By analyzing existing cross correlation between Sony Group and Intel, you can compare the effects of market volatilities on Sony and Intel and check how they will diversify away market risk if combined in the same portfolio for a given time horizon. You can also utilize pair trading strategies of matching a long position in Sony with a short position of Intel. Check out your portfolio center. Please also check ongoing floating volatility patterns of Sony and Intel.
Diversification Opportunities for Sony and Intel
Very weak diversification
The 3 months correlation between Sony and Intel is 0.58. Overlapping area represents the amount of risk that can be diversified away by holding Sony Group and Intel in the same portfolio, assuming nothing else is changed. The correlation between historical prices or returns on Intel and Sony is a relative statistical measure of the degree to which these equity instruments tend to move together. The correlation coefficient measures the extent to which returns on Sony Group are associated (or correlated) with Intel.
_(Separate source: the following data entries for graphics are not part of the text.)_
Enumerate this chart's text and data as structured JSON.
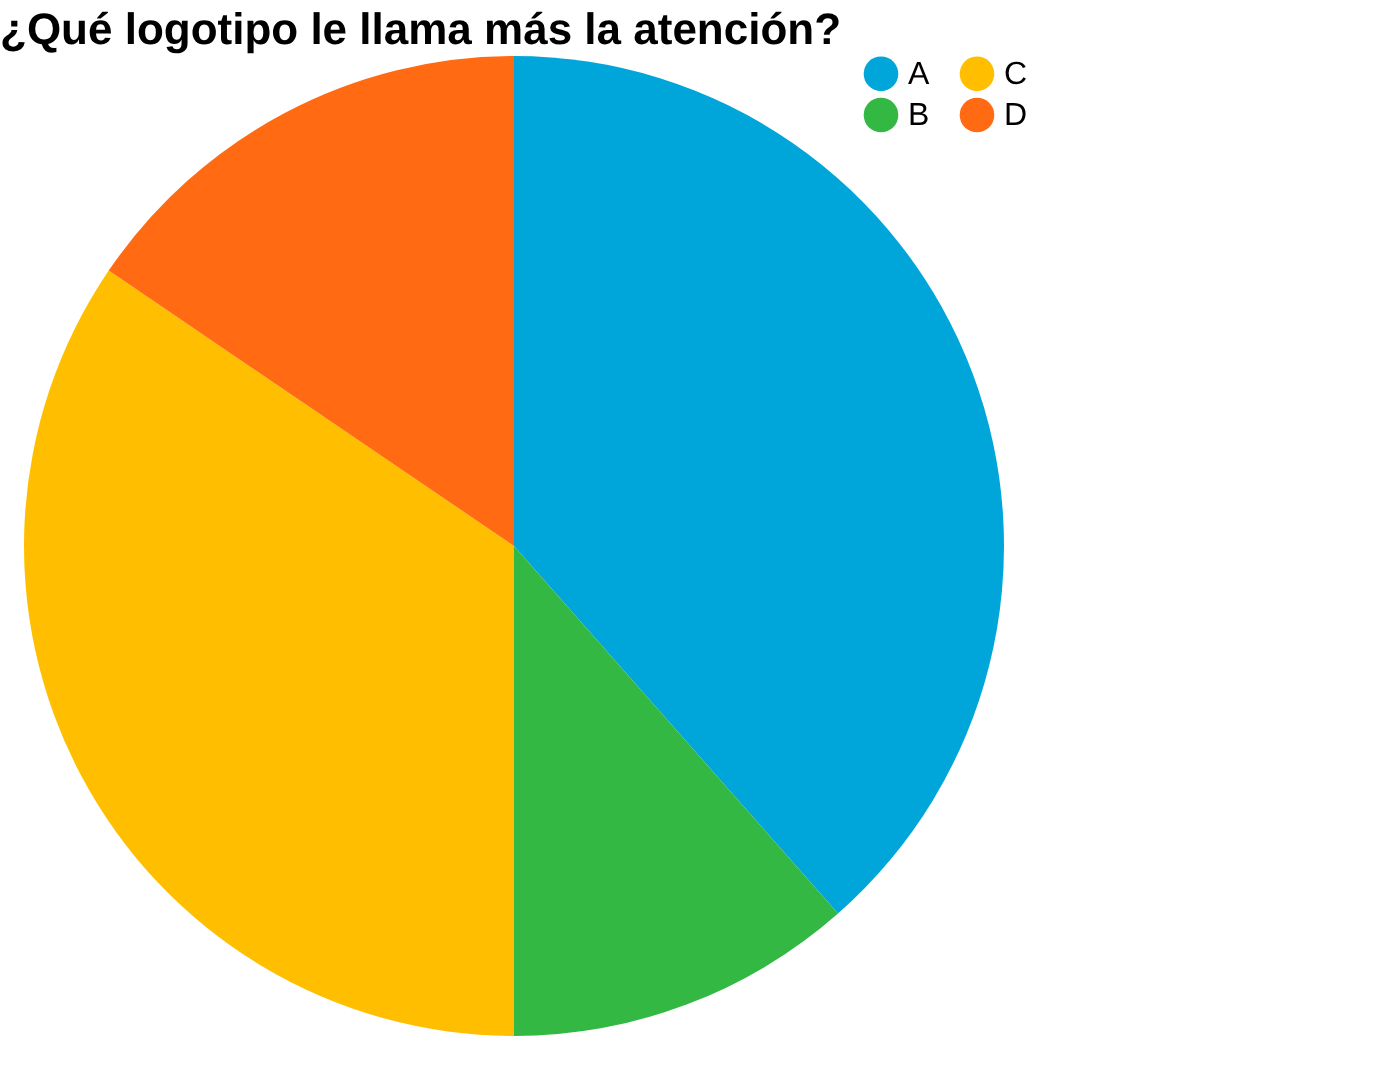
{
  "chart_data": {
    "type": "pie",
    "title": "¿Qué logotipo le llama más la atención?",
    "categories": [
      "A",
      "B",
      "C",
      "D"
    ],
    "values": [
      38.5,
      11.5,
      34.5,
      15.5
    ],
    "colors": [
      "#00a6d9",
      "#33b844",
      "#ffbf00",
      "#ff6a13"
    ],
    "legend": "top right"
  }
}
Values of the correlation coefficient range from -1 to +1, where. The correlation of zero (0) is possible when the price movement of Intel has no effect on the direction of Sony i.e., Sony and Intel go up and down completely randomly.
Pair Corralation between Sony and Intel
Assuming the 90 days trading horizon Sony is expected to generate 1.03 times less return on investment than Intel. But when comparing it to its historical volatility, Sony Group is 2.48 times less risky than Intel. It trades about 0.16 of its potential returns per unit of risk. Intel is currently generating about 0.07 of returns per unit of risk over similar time horizon. If you would invest 41,000 in Intel on December 30, 2024 and sell it today you would earn a total of 5,400 from holding Intel or generate 13.17% return on investment over 90 days.
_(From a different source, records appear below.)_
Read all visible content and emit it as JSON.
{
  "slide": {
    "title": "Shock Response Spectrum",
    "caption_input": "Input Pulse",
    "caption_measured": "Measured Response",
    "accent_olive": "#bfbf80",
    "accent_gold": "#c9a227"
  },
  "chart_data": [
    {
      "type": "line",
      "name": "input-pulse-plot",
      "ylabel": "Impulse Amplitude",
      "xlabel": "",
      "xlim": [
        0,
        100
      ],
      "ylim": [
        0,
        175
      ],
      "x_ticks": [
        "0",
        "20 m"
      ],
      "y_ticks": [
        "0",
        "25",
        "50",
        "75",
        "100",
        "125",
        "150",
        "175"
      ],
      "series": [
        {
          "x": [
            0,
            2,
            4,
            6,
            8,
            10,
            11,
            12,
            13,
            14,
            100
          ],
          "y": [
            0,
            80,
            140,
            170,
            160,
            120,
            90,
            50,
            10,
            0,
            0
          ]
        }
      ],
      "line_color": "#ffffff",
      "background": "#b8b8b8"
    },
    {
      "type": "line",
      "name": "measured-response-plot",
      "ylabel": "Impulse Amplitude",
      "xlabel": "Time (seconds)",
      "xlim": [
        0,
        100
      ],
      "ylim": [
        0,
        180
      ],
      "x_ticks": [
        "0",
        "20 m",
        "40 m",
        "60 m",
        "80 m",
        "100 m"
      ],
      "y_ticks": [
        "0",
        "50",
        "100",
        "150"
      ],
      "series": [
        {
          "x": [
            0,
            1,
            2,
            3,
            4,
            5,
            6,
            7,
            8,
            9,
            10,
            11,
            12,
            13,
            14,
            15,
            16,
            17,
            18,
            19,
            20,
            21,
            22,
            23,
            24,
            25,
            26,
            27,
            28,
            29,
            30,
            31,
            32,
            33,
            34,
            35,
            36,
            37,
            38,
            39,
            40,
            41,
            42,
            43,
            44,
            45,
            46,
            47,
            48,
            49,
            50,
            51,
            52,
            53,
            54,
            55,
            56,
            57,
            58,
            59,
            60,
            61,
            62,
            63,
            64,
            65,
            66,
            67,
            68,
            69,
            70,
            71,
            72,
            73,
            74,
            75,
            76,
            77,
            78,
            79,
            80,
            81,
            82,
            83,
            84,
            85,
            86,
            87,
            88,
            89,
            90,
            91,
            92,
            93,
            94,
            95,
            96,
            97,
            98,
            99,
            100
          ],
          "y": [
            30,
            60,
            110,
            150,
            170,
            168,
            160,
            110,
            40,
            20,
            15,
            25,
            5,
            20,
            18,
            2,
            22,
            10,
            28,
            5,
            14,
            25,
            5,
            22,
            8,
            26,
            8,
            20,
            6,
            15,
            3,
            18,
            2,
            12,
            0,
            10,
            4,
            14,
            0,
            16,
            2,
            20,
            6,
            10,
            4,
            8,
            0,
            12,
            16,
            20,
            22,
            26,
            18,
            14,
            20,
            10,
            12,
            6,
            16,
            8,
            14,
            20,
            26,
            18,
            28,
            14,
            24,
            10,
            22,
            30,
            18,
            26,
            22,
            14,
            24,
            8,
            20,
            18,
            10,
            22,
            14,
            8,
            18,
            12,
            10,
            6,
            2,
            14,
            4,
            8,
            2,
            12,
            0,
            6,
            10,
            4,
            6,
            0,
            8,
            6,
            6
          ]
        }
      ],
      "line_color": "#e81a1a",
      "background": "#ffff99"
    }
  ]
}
Time Period | 3 Months [change] |
Direction | Moves Together |
Strength | Weak |
Accuracy | 100.0% |
Values | Daily Returns |
Sony Group vs. Intel
Performance |
Timeline |
Sony Group |
Intel |
Sony and Intel Volatility Contrast
Predicted Return Density |
Returns |
Pair Trading with Sony and Intel
The main advantage of trading using opposite Sony and Intel positions is that it hedges away some unsystematic risk. Because of two separate transactions, even if Sony position performs unexpectedly, Intel can make up some of the losses. Pair trading also minimizes risk from directional movements in the market. For example, if an entire industry or sector drops because of unexpected headlines, the short position in Intel will offset losses from the drop in Intel's long position.The idea behind Sony Group and Intel pairs trading is to make the combined position market-neutral, meaning the overall market's direction will not affect its win or loss (or potential downside or upside). This can be achieved by designing a pairs trade with two highly correlated stocks or equities that operate in a similar space or sector, making it possible to obtain profits through simple and relatively low-risk investment.Intel vs. Salesforce, | Intel vs. Monster Beverage Corp | Intel vs. DXC Technology | Intel vs. United States Steel |
Check out your portfolio center.Note that this page's information should be used as a complementary analysis to find the right mix of equity instruments to add to your existing portfolios or create a brand new portfolio. You can also try the Balance Of Power module to check stock momentum by analyzing Balance Of Power indicator and other technical ratios.